We had about 8 wheelbarrow loads. The rhubarb got the first load, because it was suffering from a lack of attention. Then the fruit trees, the tomatoes, the empty beds, and the peas, in that order.

When we had the first barrow load sieved I made Dominic come and admire, because he and FDPG had recently done a Compost Presentation for 4-H. They put in a lot of time studying the mechanics of making compost and making up a very lively demonstration, complete with costumes and signs and models, for the competition. Amazingly, they won the District Demos with this presentation. Their presentation rocked the big one, if I may say so, so I figured he would be interested in seeing how our compost changed so drastically over the winter.

"Wow!" he said. "I didn't think it would really do that."

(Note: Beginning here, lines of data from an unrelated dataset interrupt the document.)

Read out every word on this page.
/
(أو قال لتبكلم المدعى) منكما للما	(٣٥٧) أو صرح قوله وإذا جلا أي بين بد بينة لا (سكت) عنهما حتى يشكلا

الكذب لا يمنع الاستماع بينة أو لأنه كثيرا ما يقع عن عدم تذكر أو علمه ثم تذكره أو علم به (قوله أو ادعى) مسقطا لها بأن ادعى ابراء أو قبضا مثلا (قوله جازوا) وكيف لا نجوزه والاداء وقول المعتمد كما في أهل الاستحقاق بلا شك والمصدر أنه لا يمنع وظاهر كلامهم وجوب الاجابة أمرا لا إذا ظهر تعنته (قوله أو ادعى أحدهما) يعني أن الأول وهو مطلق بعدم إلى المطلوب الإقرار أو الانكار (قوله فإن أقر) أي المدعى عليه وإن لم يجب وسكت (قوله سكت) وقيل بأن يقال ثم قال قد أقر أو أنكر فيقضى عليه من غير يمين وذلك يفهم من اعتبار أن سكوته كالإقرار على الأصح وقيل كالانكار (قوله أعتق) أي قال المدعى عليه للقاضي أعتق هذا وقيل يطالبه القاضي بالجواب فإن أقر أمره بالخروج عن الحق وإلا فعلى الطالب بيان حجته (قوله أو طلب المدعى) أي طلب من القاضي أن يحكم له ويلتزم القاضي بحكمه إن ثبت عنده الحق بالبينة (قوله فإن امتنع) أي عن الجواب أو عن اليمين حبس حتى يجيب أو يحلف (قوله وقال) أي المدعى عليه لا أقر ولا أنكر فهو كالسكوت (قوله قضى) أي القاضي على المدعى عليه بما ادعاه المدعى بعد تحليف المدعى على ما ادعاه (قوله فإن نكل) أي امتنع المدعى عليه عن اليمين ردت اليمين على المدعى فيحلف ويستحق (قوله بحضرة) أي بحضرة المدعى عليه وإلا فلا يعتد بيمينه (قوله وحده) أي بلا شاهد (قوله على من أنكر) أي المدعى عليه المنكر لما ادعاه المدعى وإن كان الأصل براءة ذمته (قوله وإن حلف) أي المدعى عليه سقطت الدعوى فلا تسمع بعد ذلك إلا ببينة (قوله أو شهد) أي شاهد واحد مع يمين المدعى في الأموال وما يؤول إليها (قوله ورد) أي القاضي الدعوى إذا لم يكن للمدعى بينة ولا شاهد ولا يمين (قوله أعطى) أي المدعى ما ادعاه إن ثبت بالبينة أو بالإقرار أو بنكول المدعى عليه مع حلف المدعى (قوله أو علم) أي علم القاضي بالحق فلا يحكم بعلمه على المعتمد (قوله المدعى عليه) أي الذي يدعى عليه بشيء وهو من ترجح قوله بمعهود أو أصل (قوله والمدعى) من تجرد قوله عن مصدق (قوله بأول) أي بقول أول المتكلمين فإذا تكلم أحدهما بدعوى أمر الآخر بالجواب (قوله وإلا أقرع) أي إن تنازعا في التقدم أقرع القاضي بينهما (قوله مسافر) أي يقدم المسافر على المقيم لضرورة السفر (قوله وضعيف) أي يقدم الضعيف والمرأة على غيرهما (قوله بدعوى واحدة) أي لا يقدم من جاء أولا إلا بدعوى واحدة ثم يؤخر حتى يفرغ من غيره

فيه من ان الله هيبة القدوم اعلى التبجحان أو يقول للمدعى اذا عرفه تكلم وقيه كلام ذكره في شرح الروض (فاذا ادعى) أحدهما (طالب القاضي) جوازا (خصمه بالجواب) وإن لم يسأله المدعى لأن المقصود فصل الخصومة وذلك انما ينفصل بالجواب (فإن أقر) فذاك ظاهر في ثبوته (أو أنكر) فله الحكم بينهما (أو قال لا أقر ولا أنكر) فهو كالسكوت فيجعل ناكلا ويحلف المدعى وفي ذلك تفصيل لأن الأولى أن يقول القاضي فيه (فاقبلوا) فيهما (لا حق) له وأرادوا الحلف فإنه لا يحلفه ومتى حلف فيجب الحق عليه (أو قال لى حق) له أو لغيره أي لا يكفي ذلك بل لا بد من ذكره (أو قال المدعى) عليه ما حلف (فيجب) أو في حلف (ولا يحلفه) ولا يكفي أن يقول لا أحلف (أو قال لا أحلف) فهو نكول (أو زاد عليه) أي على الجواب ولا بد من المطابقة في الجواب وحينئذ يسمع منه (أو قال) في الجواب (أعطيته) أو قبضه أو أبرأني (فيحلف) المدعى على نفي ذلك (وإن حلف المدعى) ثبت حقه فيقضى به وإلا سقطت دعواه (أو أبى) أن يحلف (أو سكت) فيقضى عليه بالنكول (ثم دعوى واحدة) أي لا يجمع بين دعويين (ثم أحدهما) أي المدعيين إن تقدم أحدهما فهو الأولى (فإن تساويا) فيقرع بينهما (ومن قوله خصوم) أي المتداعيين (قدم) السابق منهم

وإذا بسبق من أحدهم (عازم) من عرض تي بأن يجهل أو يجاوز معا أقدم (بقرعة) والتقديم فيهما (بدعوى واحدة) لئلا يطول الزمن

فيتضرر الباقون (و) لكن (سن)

Yes, he really did say that. Fortunately there was a big screened window in between us, or that barrow load of compost might have winged its way onto his head.
FDPG took a lot of photos, when she wasn't slaving away with her freezie. Oops, I meant working in the garden. It's hard to know sometimes just what she's getting up in the garden.

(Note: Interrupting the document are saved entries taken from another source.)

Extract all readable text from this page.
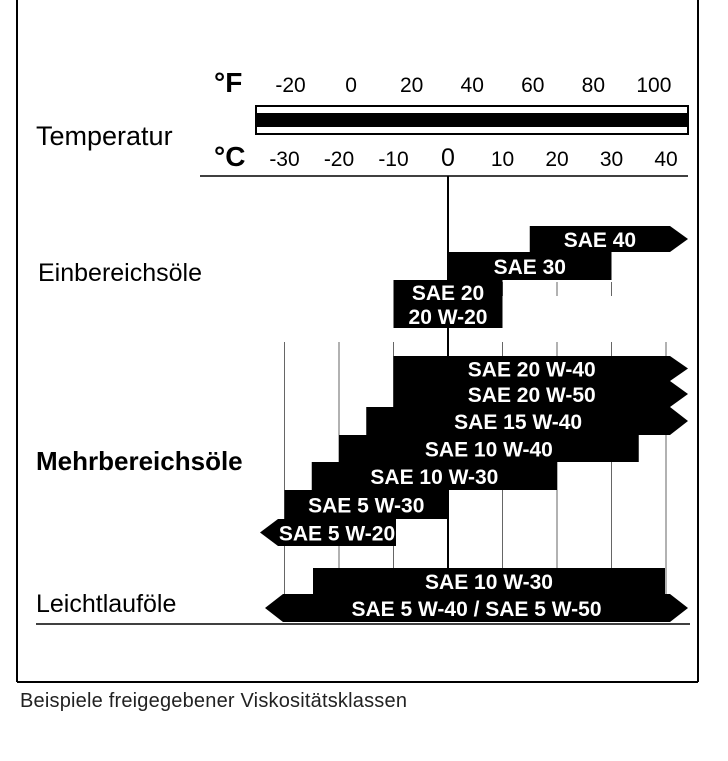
Temperatur
°F
°C
-20 0 20 40 60 80 100
-30 -20 -10 0 10 20 30 40
Einbereichsöle
Mehrbereichsöle
Leichtlauföle
SAE 40
SAE 30
SAE 20
20 W-20
SAE 20 W-40
SAE 20 W-50
SAE 15 W-40
SAE 10 W-40
SAE 10 W-30
SAE 5 W-30
SAE 5 W-20
SAE 10 W-30
SAE 5 W-40 / SAE 5 W-50
Beispiele freigegebener Viskositätsklassen
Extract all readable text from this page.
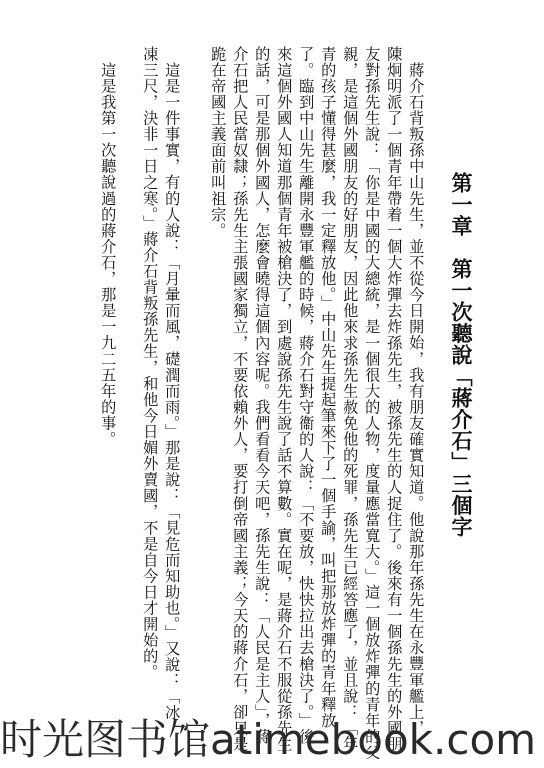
第一章　第一次聽說「蔣介石」三個字
蔣介石背叛孫中山先生，並不從今日開始，我有朋友確實知道。他說那年孫先生在永豐軍艦上，
陳炯明派了一個青年帶着一個大炸彈去炸孫先生，被孫先生的人捉住了。後來有一個孫先生的外國朋
友對孫先生說：「你是中國的大總統，是一個很大的人物，度量應當寬大。」這一個放炸彈的青年的父
親，是這個外國朋友的好朋友，因此他來求孫先生赦免他的死罪，孫先生已經答應了，並且說：「年
青的孩子懂得甚麼，我一定釋放他。」中山先生提起筆來下了一個手諭，叫把那放炸彈的青年釋放
了。臨到中山先生離開永豐軍艦的時候，蔣介石對守衞的人說：「不要放，快快拉出去槍決了。」後
來這個外國人知道那個青年被槍決了，到處說孫先生說了話不算數。實在呢，是蔣介石不服從孫先生
的話，可是那個外國人，怎麼會曉得這個內容呢。我們看看今天吧，孫先生說：「人民是主人」，蔣
介石把人民當奴隸；孫先生主張國家獨立，不要依賴外人，要打倒帝國主義；今天的蔣介石，卻只是
跪在帝國主義面前叫祖宗。
這是一件事實，有的人說：「月暈而風，礎潤而雨。」那是說：「見危而知助也。」又說：「冰
凍三尺，決非一日之寒。」蔣介石背叛孫先生，和他今日媚外賣國，不是自今日才開始的。
這是我第一次聽說過的蔣介石，那是一九二五年的事。
时光图书馆atimebook.com
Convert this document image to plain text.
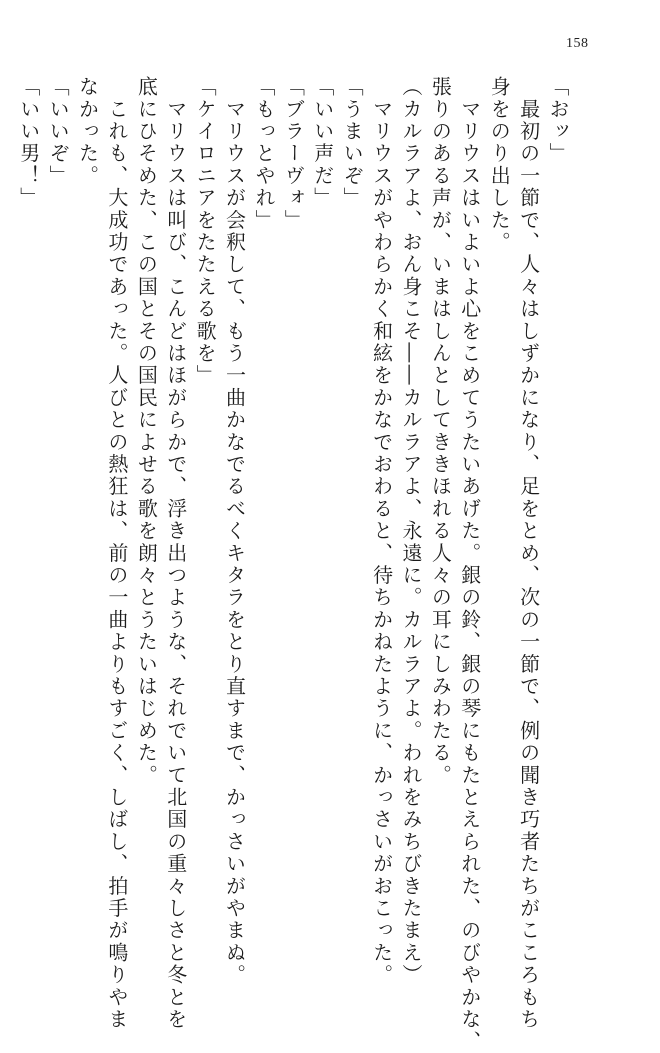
158
「おッ」
　最初の一節で、人々はしずかになり、足をとめ、次の一節で、例の聞き巧者たちがこころもち
身をのり出した。
　マリウスはいよいよ心をこめてうたいあげた。銀の鈴、銀の琴にもたとえられた、のびやかな、
張りのある声が、いまはしんとしてききほれる人々の耳にしみわたる。
（カルラアよ、おん身こそ――カルラアよ、永遠に。カルラアよ。われをみちびきたまえ）
　マリウスがやわらかく和絃をかなでおわると、待ちかねたように、かっさいがおこった。
「うまいぞ」
「いい声だ」
「ブラーヴォ」
「もっとやれ」
　マリウスが会釈して、もう一曲かなでるべくキタラをとり直すまで、かっさいがやまぬ。
「ケイロニアをたたえる歌を」
　マリウスは叫び、こんどはほがらかで、浮き出つような、それでいて北国の重々しさと冬とを
底にひそめた、この国とその国民によせる歌を朗々とうたいはじめた。
　これも、大成功であった。人びとの熱狂は、前の一曲よりもすごく、しばし、拍手が鳴りやま
なかった。
「いいぞ」
「いい男！」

I like this shot. In case you're wondering what it's a shot OF, well, I'll tell you: that wheel is part of a pulley system that lets a bucket go up and down from our deck to the back yard. It's a very handy way of getting produce into the kitchen, stat.

Another in the fabulous line of David Austen roses. This one is Evelyn, of Crabtree fame. It's very delicately apricot.
My new cucumber trellis. I'm thinking of painting it a very unusual blue. Any thoughts on this? Don't hold back now, although I should say that I have nixed yellow, black, white, and red at this point. I'm leaning towards an unusual blue or some kind of glow-in-the-dark green.
A Maltese Cross. Not many people grow them but they are an exceptional plant for the herbaceous border.

Yes, I really DID just say herbaceous border. I must be hitting my dotage or something, because that term is starting to roll off my tongue rather easily of late.

Finally, a Westerland rose. I've had this rose for three years and this year it's been positively spectacular. As in shocking amounts of bloom. As in intoxicating scents wafting across the yard. As in healthy green leaves waving about in the breeze, framing those indecently gorgeous blooms so perfectly.


Samantha said...

Always say yes to the unusual blue. Always.

Samantha said...

And I must add, your garden is looking fantabulous, and is inspiring me to get my arse outside and make mine fantabulous as well.

Except for that it's raining today, and I am made of sugar.

We've had a rather soggy, cool June as well, and although I boldly planted after May long weekend, they are not thriving as they usually do. It sounds as if all of BC could use a little bit of sunshine.

Gorgeous compost too. I'm so in love with compost, it shocks me when people don't have one.